4.5 out of 5 stars

Neil Sentance now lives in West Dorset, but he grew up in the 1970s in Lincolnshire and it is to that landscape that he returns to his childhood to uncover a little more of his family history and to understand how the county that shaped who they were.

He grew up a few streets from the River Witham, as he describes it ‘a place of mossy banks and murky water’ and it where they lived out the stories and adventures in their heads. He has fond memories of wooden swords and pirate battles, rope swings in the long summer and seeing the crayfish at the bottom of the pools. The nearby football ground, where dreams of league success would be dashed every week, has inevitably become a supermarket. Just down from the river was Swallows Mill, a place for catching tiddlers, and now vibrates to the sound of the kick drum as a nightclub.

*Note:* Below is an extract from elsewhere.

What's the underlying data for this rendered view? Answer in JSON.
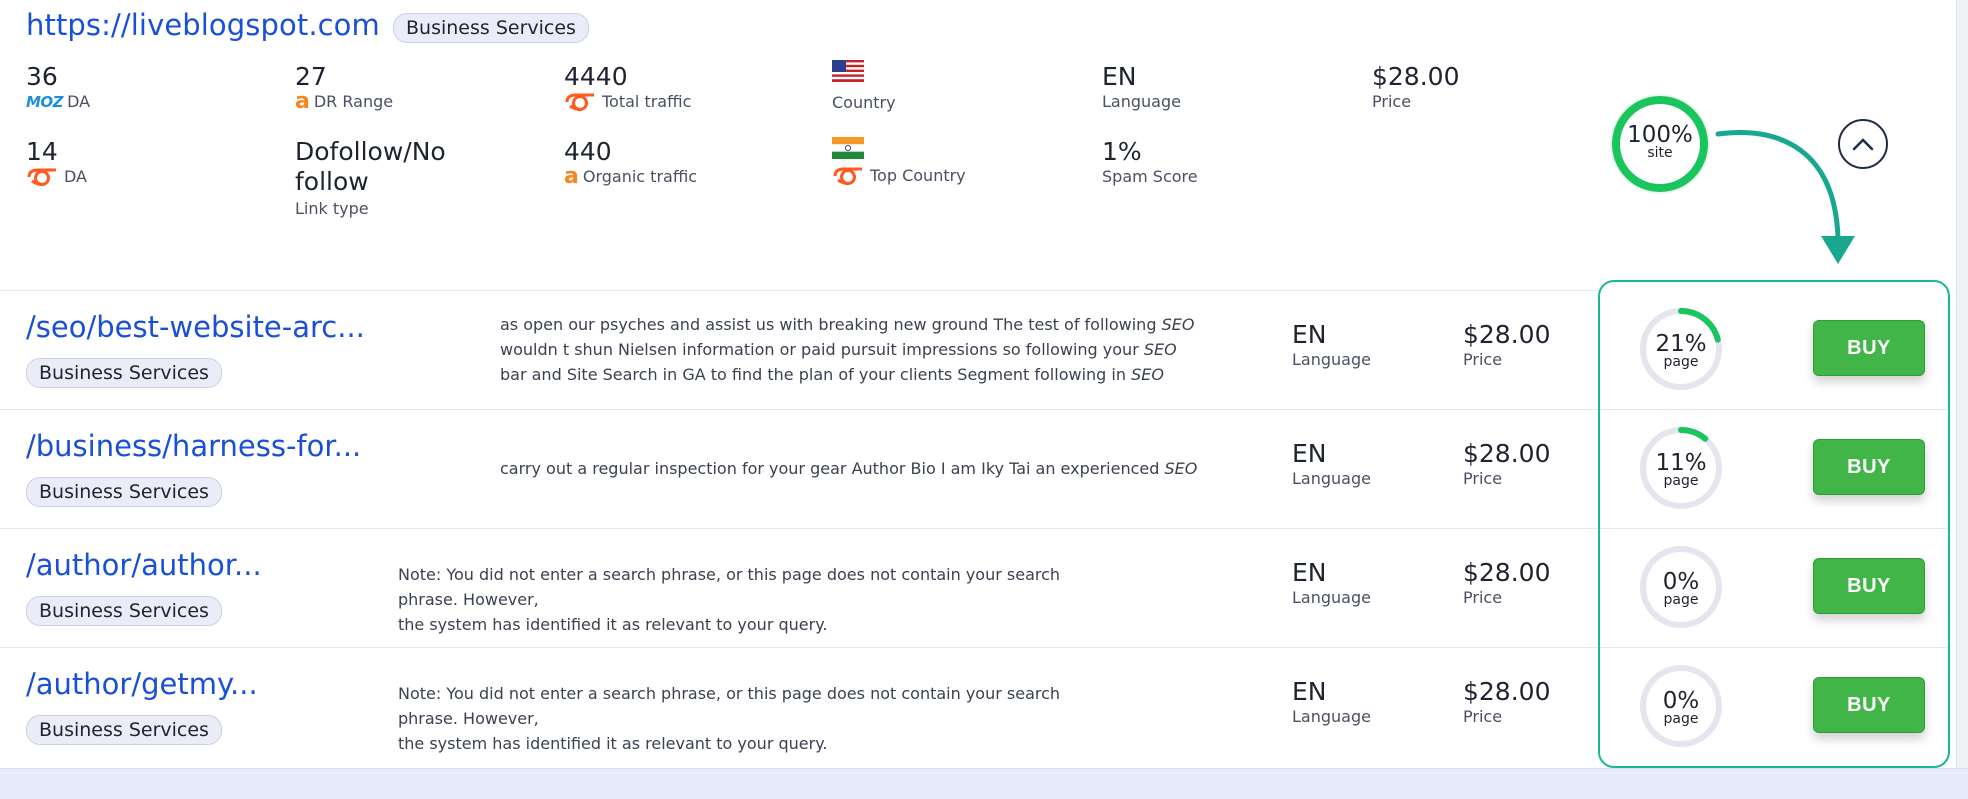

The memories go back further too, his dad reminisces about Bonfire Night, building up the fire from all sorts of kindling and windfall branches and the anticipation leading up to the moment when his grandfather would light it. Tradition meant that there would be a few fireworks and red hot potatoes from the fire before tipping the ashes into the river and heading home at midnight smelling of smoke.

Before the war his grandfather had shown some talent as a fast bowler, and could be useful with a bat; however, the dreams of going professional were dashed as his father needed the help on the 200-acre farm. It was to be his life’s work, every day’s labour was visible on his hands. Did he ever wonder what his other life might have been? He never said and no one will ever know.

Another generation back and the memories of the Great War are still raw as Charles Chalk thinks of his son in the graveyard of Pas-de-Calais. A young life wasted early in the war that would never make old bones. It brings him full circle as he watches his children running around near their new home, forming their touchstones in their own landscapes.

This is a wonderful series of short stories, vignettes and essays about family life in a Lincolnshire village. Not been to the county myself, but the descriptions that Sentance has of the place make it very appealing. The partial memories of his family are like shattered glass shards, a glimpse of a whole lived. It had echoes of Cider with Rosie, but with less of the rose-tinted elements, instead, it is written with a piercing gaze coupled with the tiny details that go to make up a life. All of this sparkling writing is what Bruce Chatwin calls the ‘substance of our ‘mental soil’ – to which forever after we are bound’. It is true too, I can still remember the stamping ground of my youth crossing the red stream over at a place called Sheets Heath as clear as something that happened last week. Very highly recommended.